No matter how you potty train your children or when you believe it should be done, the truth is you have to do it (well, someone does). It is as inevitable as diapering, and feeding, and answering millions of inane questions. And like any training, it is learned over time. It must be worked for, like anything worth having. Sure, there are methods for speeding up the process, but even so, the concept of “Toilet Training in Less Than a Day” sounds too good to be true because it is. Accidents after training are a part of life. (Eliza’s been potty-trained for half her short life, and yet she pooped in the pool last week, remember?) For my kids, so far it has been “Toilet Training in 3 Days.” If that sounds like magic to you, read on.
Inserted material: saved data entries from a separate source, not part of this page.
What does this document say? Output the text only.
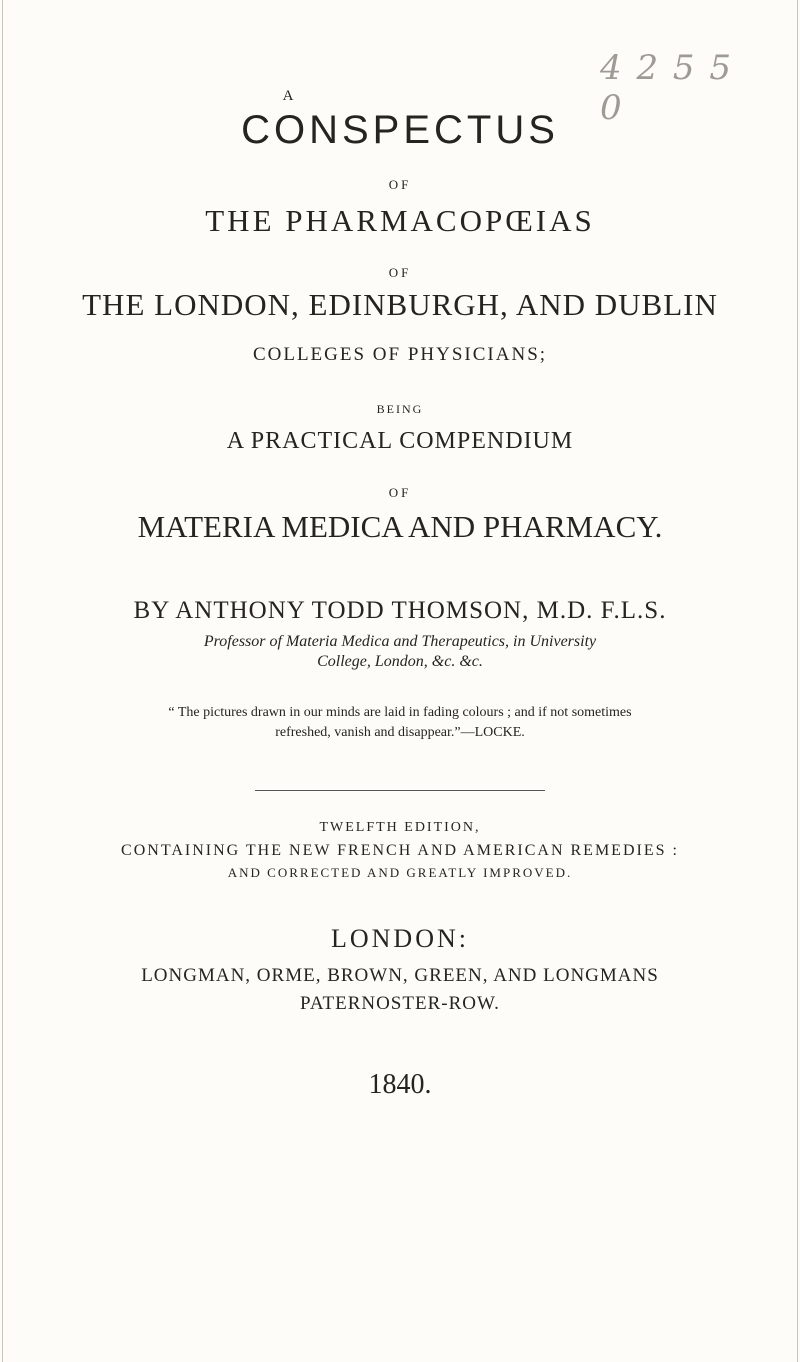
4 2 5 5 0
A
CONSPECTUS
OF
THE PHARMACOPŒIAS
OF
THE LONDON, EDINBURGH, AND DUBLIN
COLLEGES OF PHYSICIANS;
BEING
A PRACTICAL COMPENDIUM
OF
MATERIA MEDICA AND PHARMACY.
BY ANTHONY TODD THOMSON, M.D. F.L.S.
Professor of Materia Medica and Therapeutics, in University
College, London, &c. &c.
“ The pictures drawn in our minds are laid in fading colours ; and if not sometimes
refreshed, vanish and disappear.”—LOCKE.
TWELFTH EDITION,
CONTAINING THE NEW FRENCH AND AMERICAN REMEDIES :
AND CORRECTED AND GREATLY IMPROVED.
LONDON:
LONGMAN, ORME, BROWN, GREEN, AND LONGMANS
PATERNOSTER-ROW.
1840.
This morning around 10:30, Zach walked up to his potty, said, “Mommy, pee pee,” pulled down his pants, sat, peed, got up, emptied the pot into the toilet, flushed it, and put his training toilet back together. I’d call that success. It was proof that he now understands not only the urge to go, but what to do with that urge before urine starts trickling down his legs. He has kept his pants dry for about 24 hours (except when sleeping). But about an hour later, he came and got me because he had pooped himself. You see, in all the training time so far, he has only pooped twice, and both times it’s been during his nap (in a diaper because he’s still in a crib). Now he has to connect the fact that yes, even for poop, he needs to get to the toilet as well. We are far closer than we were on Saturday morning when we began, but we are still working at it.
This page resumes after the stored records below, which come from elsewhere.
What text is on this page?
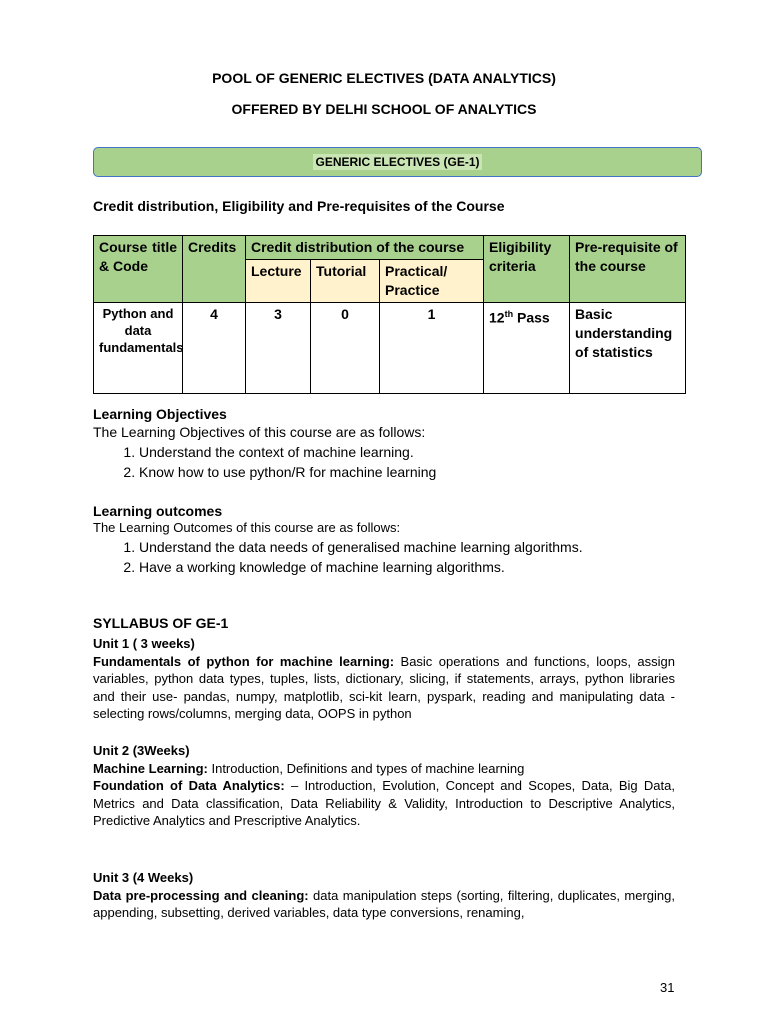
POOL OF GENERIC ELECTIVES (DATA ANALYTICS)
OFFERED BY DELHI SCHOOL OF ANALYTICS
GENERIC ELECTIVES (GE-1)
Credit distribution, Eligibility and Pre-requisites of the Course
Course title & Code	Credits	Credit distribution of the course			Eligibility criteria	Pre-requisite of the course
		Lecture	Tutorial	Practical/ Practice		
Python and data fundamentals	4	3	0	1	12th Pass	Basic understanding of statistics
Learning Objectives
The Learning Objectives of this course are as follows:
1. Understand the context of machine learning.
2. Know how to use python/R for machine learning
Learning outcomes
The Learning Outcomes of this course are as follows:
1. Understand the data needs of generalised machine learning algorithms.
2. Have a working knowledge of machine learning algorithms.
SYLLABUS OF GE-1
Unit 1 ( 3 weeks)
Fundamentals of python for machine learning: Basic operations and functions, loops, assign variables, python data types, tuples, lists, dictionary, slicing, if statements, arrays, python libraries and their use- pandas, numpy, matplotlib, sci-kit learn, pyspark, reading and manipulating data -selecting rows/columns, merging data, OOPS in python
Unit 2 (3Weeks)
Machine Learning: Introduction, Definitions and types of machine learning
Foundation of Data Analytics: – Introduction, Evolution, Concept and Scopes, Data, Big Data, Metrics and Data classification, Data Reliability & Validity, Introduction to Descriptive Analytics, Predictive Analytics and Prescriptive Analytics.
Unit 3 (4 Weeks)
Data pre-processing and cleaning: data manipulation steps (sorting, filtering, duplicates, merging, appending, subsetting, derived variables, data type conversions, renaming,
31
The point is that I wanted to give up. It seemed inexorable at times, and Zach just seemed to be struggling so much. But now he’s proud of himself and his new skill. I would still recommend this book to anyone looking to potty train his child. It’s just intense. It also has some flaws, so even if Greg and I are partly to blame for our kids not “getting it” by the end of a morning, the book should shoulder some responsibility. The most frustrating thing about this book is that it makes it sound so easy, so if you have issues, it does not give you troubleshooting help. For example, it gives a specific process you are to go through with them when they wet themselves, yet we almost never made it through that process without our kids peeing during it, which completely derails what you know you’re supposed to do. It also doesn’t account for children who cry throughout the process because they are upset about wetting themselves, or sitting on the potty, or peeing out the front of the toilet seat.
Regardless of the details of this method, or any method anyone uses, it takes a lot of effort to get your children to connect their brains to their bladders so they pee in a potty before they pee on you or your furniture. Accepting the responsibility of toilet training is accepting that you’re going to have a lot of crap to clean up, accepting it’s going to be gross and uncomfortable at times, and accepting that your wishes are basically on-hold while you go through it. In retrospect, it’s a Cliff’s Notes version of the whole parenting experience.
It’s not magic. There’s no Mary Poppins, spoonful of sugar, snap your fingers and it’s done process. No matter how you do it, it’s hard work for everyone. But in the end, you get to look back and realize what you’ve accomplished, and be thankful you’re not changing poop diapers any more. And I’m hopeful I won’t be cleaning it off of Zach’s legs or washing it out of his pants very soon, too.